When we work with students, we have to clearly state that we bring a new element into the school environment, and therefore our workshops are well accepted and perceived. We put emphasis on active and cooperative learning, analytical approaches, and the development of personal and social competences.Several key notions have come out of this project’s realization. The first regards information and data. Students are overwhelmed with information that they need to memorize. They are more able to analyze and work with visual sources than they are to name and place figures and events on a timeline.

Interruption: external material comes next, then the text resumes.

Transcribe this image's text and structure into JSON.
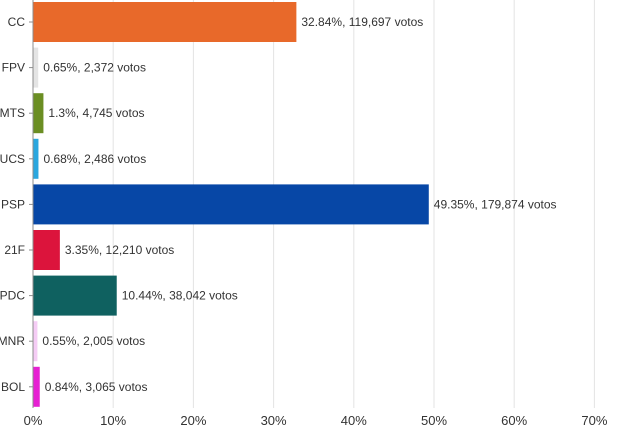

The relates to their analytical and interpretation skills.They have these skills developed, but they need more and more practice.
When we discuss teaching the 1948-1989 era, we have to start with our for teaching. There is so much information that students must remember that teachers don’t have the time to fit in the period of state socialism. They usually don’t teach much on topics after 1945, because it falls at the end of their year plans, and they already have to reckon with numerous cancelled classes throughout the year and field trips at the end. For them, this topic is unreachable. We also identified key notions about teaching. It is fact oriented rather than competences and skills oriented. Teachers have the feeling that they would like to connect history classes more with the present and with more competences, but at the same time, they need to know how to bridge that connection to the past, how to identify the competences, and how to develop them. They need professional development trainings for that, which they lack. Together, we have identified criteria for sources — how to select them, how to prepare them for classroom use. We have also explored together the connections and possible uses of other subjects’ topics, and the relations between them.
When we discussed the topics and content of their classes, it indicated that they teach 1948 as just a seizure of power, 1968 as the promising spring, and August as the invasion that froze society. Then 1989 appears as the peaceful arrival of freedom. Teachers would like to delve deeper into everyday life, ideology, local perspectives, and even memory in order to give more plasticity to the past in their history classes.
Therefore, we believe that for teaching about such a recent past, there needs to be more time and space for history classes. Teachers are also in need of well crafted materials and regular training sessions. Last but not least is the lack of a professional community where they can discuss their teaching and develop and share ideas.
We as a group are looking forward to future developments in all of these aforementioned areas, and we are excited be a part of them.